Legal Question in Real Estate Law in California
easement by necessity. We own a piece of property in California. Our parcel is part of a ranch that was subdivided over 20 years ago. The neighboring parcel is accessed by a road across our property. An easement for that road was granted at the same time and documented in the deed. The neighboring parcel sold and about two years after the new owner had aquired it, the road got eroded and needs repair. The new owner now decided not spend any money for the repair but claims an easement by necessity instead to drive over a different part of our property several hundred feet from the damaged road.

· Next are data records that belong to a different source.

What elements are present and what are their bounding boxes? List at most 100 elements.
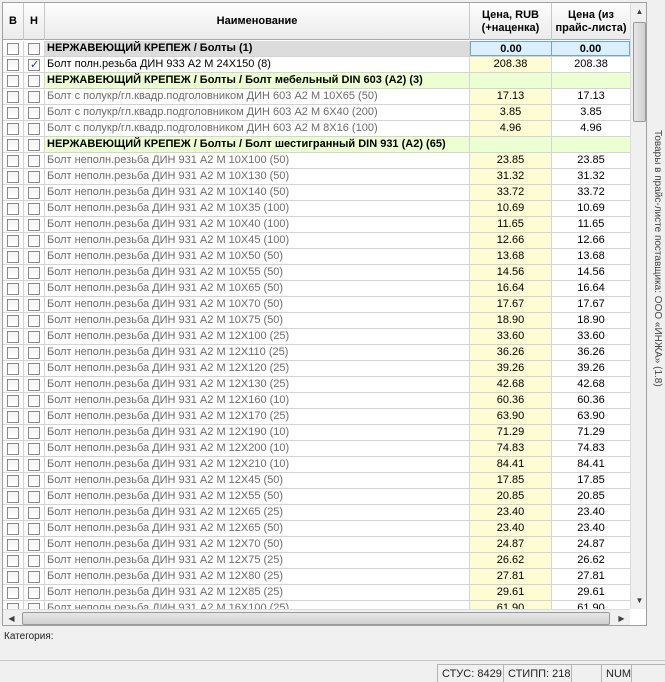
checkbox-b[interactable] [7, 379, 19, 391]
checkbox-h[interactable] [28, 523, 40, 535]
checkbox-h[interactable] [28, 123, 40, 135]
table-row[interactable]: Болт неполн.резьба ДИН 931 А2 М 12Х85 (2… [3, 585, 630, 601]
table-row[interactable]: Болт неполн.резьба ДИН 931 А2 М 10Х65 (5… [3, 281, 630, 297]
name-cell[interactable]: Болт неполн.резьба ДИН 931 А2 М 12Х80 (2… [45, 569, 470, 584]
checkbox-h[interactable] [28, 491, 40, 503]
price-markup-cell[interactable]: 33.60 [470, 329, 552, 344]
checkbox-h[interactable] [28, 475, 40, 487]
checkbox-b[interactable] [7, 427, 19, 439]
checkbox-h[interactable] [28, 219, 40, 231]
checkbox-h[interactable] [28, 555, 40, 567]
checkbox-h[interactable] [28, 235, 40, 247]
table-row[interactable]: Болт неполн.резьба ДИН 931 А2 М 12Х130 (… [3, 377, 630, 393]
price-list-cell[interactable]: 31.32 [552, 169, 630, 184]
header-col-name[interactable]: Наименование [45, 3, 470, 40]
price-markup-cell[interactable]: 23.40 [470, 505, 552, 520]
checkbox-b[interactable] [7, 587, 19, 599]
table-row[interactable]: Болт с полукр/гл.квадр.подголовником ДИН… [3, 105, 630, 121]
price-markup-cell[interactable]: 63.90 [470, 409, 552, 424]
checkbox-b[interactable] [7, 203, 19, 215]
checkbox-h[interactable] [28, 315, 40, 327]
name-cell[interactable]: Болт неполн.резьба ДИН 931 А2 М 12Х45 (5… [45, 473, 470, 488]
price-markup-cell[interactable]: 17.85 [470, 473, 552, 488]
checkbox-b[interactable] [7, 411, 19, 423]
name-cell[interactable]: Болт неполн.резьба ДИН 931 А2 М 12Х55 (5… [45, 489, 470, 504]
name-cell[interactable]: НЕРЖАВЕЮЩИЙ КРЕПЕЖ / Болты / Болт шестиг… [45, 137, 470, 152]
price-list-cell[interactable]: 63.90 [552, 409, 630, 424]
name-cell[interactable]: Болт неполн.резьба ДИН 931 А2 М 12Х160 (… [45, 393, 470, 408]
checkbox-b[interactable] [7, 123, 19, 135]
price-markup-cell[interactable]: 42.68 [470, 377, 552, 392]
checkbox-h[interactable] [28, 427, 40, 439]
name-cell[interactable]: Болт с полукр/гл.квадр.подголовником ДИН… [45, 89, 470, 104]
name-cell[interactable]: Болт неполн.резьба ДИН 931 А2 М 12Х120 (… [45, 361, 470, 376]
name-cell[interactable]: Болт неполн.резьба ДИН 931 А2 М 12Х70 (5… [45, 537, 470, 552]
price-markup-cell[interactable]: 18.90 [470, 313, 552, 328]
price-list-cell[interactable]: 17.13 [552, 89, 630, 104]
price-list-cell[interactable]: 24.87 [552, 537, 630, 552]
checkbox-h[interactable] [28, 107, 40, 119]
name-cell[interactable]: Болт с полукр/гл.квадр.подголовником ДИН… [45, 105, 470, 120]
header-col-h[interactable]: Н [24, 3, 45, 40]
table-row[interactable]: НЕРЖАВЕЮЩИЙ КРЕПЕЖ / Болты (1) 0.00 0.00 [3, 41, 630, 57]
table-row[interactable]: Болт неполн.резьба ДИН 931 А2 М 16Х100 (… [3, 601, 630, 609]
price-list-cell[interactable]: 12.66 [552, 233, 630, 248]
checkbox-h[interactable] [28, 57, 40, 72]
checkbox-b[interactable] [7, 91, 19, 103]
price-markup-cell[interactable]: 36.26 [470, 345, 552, 360]
price-list-cell[interactable]: 17.85 [552, 473, 630, 488]
price-markup-cell[interactable]: 71.29 [470, 425, 552, 440]
checkbox-h[interactable] [28, 43, 40, 55]
name-cell[interactable]: Болт неполн.резьба ДИН 931 А2 М 10Х75 (5… [45, 313, 470, 328]
price-list-cell[interactable] [552, 137, 630, 152]
checkbox-h[interactable] [28, 139, 40, 151]
price-markup-cell[interactable]: 16.64 [470, 281, 552, 296]
price-markup-cell[interactable]: 13.68 [470, 249, 552, 264]
checkbox-b[interactable] [7, 331, 19, 343]
checkbox-h[interactable] [28, 539, 40, 551]
name-cell[interactable]: Болт неполн.резьба ДИН 931 А2 М 10Х45 (1… [45, 233, 470, 248]
table-row[interactable]: Болт полн.резьба ДИН 933 А2 М 24Х150 (8)… [3, 57, 630, 73]
checkbox-h[interactable] [28, 283, 40, 295]
price-markup-cell[interactable]: 17.67 [470, 297, 552, 312]
table-row[interactable]: Болт неполн.резьба ДИН 931 А2 М 10Х130 (… [3, 169, 630, 185]
price-list-cell[interactable]: 13.68 [552, 249, 630, 264]
table-row[interactable]: Болт неполн.резьба ДИН 931 А2 М 12Х190 (… [3, 425, 630, 441]
price-list-cell[interactable]: 16.64 [552, 281, 630, 296]
checkbox-b[interactable] [7, 459, 19, 471]
category-row[interactable]: НЕРЖАВЕЮЩИЙ КРЕПЕЖ / Болты / Болт мебель… [3, 73, 630, 89]
price-list-cell[interactable]: 60.36 [552, 393, 630, 408]
checkbox-h[interactable] [28, 155, 40, 167]
checkbox-h[interactable] [28, 299, 40, 311]
checkbox-h[interactable] [28, 459, 40, 471]
checkbox-b[interactable] [7, 219, 19, 231]
checkbox-b[interactable] [7, 395, 19, 407]
table-row[interactable]: Болт неполн.резьба ДИН 931 А2 М 12Х55 (5… [3, 489, 630, 505]
checkbox-h[interactable] [28, 379, 40, 391]
price-list-cell[interactable]: 36.26 [552, 345, 630, 360]
name-cell[interactable]: Болт неполн.резьба ДИН 931 А2 М 12Х100 (… [45, 329, 470, 344]
price-list-cell[interactable]: 84.41 [552, 457, 630, 472]
name-cell[interactable]: Болт неполн.резьба ДИН 931 А2 М 12Х210 (… [45, 457, 470, 472]
price-list-cell[interactable]: 33.60 [552, 329, 630, 344]
name-cell[interactable]: НЕРЖАВЕЮЩИЙ КРЕПЕЖ / Болты (1) [45, 41, 470, 56]
table-row[interactable]: Болт неполн.резьба ДИН 931 А2 М 10Х45 (1… [3, 233, 630, 249]
horizontal-scrollbar[interactable]: ◀ ▶ [3, 609, 630, 625]
price-markup-cell[interactable]: 14.56 [470, 265, 552, 280]
price-list-cell[interactable]: 39.26 [552, 361, 630, 376]
table-row[interactable]: Болт неполн.резьба ДИН 931 А2 М 12Х45 (5… [3, 473, 630, 489]
table-row[interactable]: Болт неполн.резьба ДИН 931 А2 М 12Х160 (… [3, 393, 630, 409]
table-row[interactable]: Болт неполн.резьба ДИН 931 А2 М 12Х170 (… [3, 409, 630, 425]
price-list-cell[interactable]: 23.85 [552, 153, 630, 168]
header-col-price-markup[interactable]: Цена, RUB (+наценка) [470, 3, 552, 40]
name-cell[interactable]: Болт неполн.резьба ДИН 931 А2 М 10Х100 (… [45, 153, 470, 168]
table-row[interactable]: Болт неполн.резьба ДИН 931 А2 М 12Х100 (… [3, 329, 630, 345]
price-list-cell[interactable]: 27.81 [552, 569, 630, 584]
name-cell[interactable]: НЕРЖАВЕЮЩИЙ КРЕПЕЖ / Болты / Болт мебель… [45, 73, 470, 88]
checkbox-b[interactable] [7, 523, 19, 535]
price-list-cell[interactable]: 3.85 [552, 105, 630, 120]
price-markup-cell[interactable]: 12.66 [470, 233, 552, 248]
price-markup-cell[interactable]: 61.90 [470, 601, 552, 609]
price-list-cell[interactable]: 18.90 [552, 313, 630, 328]
scroll-left-icon[interactable]: ◀ [3, 610, 20, 625]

Does he really have the right to claim necessity in this case?
2 Answers from Attorneys
Almost certainly not. An easement by necessity cannot be claimed by someone whose other access became unuseable from lack of maintenance. My only hesitations about saying "absolutely not!" are (1) the neighbor may have an ancillary easement right to enter other parts of your property for the temporary purpose of accessing the easement in order to make repairs to it; and (2) in an extreme case, where expert testimony showed that there was no practical, reasonable way to repair the old road, a judge MIGHT award an easement by necessity, but the hardship of repair would have to be extreme, and even then the judge probably should award you compensation for your land.
Whipple should have stuck with "absoutely not." "Easment by Necessity" is a very special doctrine for creating an easement where none exists. Its only application is where a subdivision or partition of property leaves one parcel without LEGAL access to a public way. Normally for a subdivision to be approved, all the new lots must have some legal access to a public way. Sometimes, however, there is a slip and a parcel is left "landlocked." The older the subdivision, the more likely a slip, but there must be a total lack of legal access for Easement by Necessity to apply. Easement by Necessity exists ONLY to give the court the equitable power to craft an access easement to correct that mistake. It has NO application to issues of physical access. If your neighbor has a deeded easement to a public way from his/her property, then the doctrine of easement by necessity cannot apply.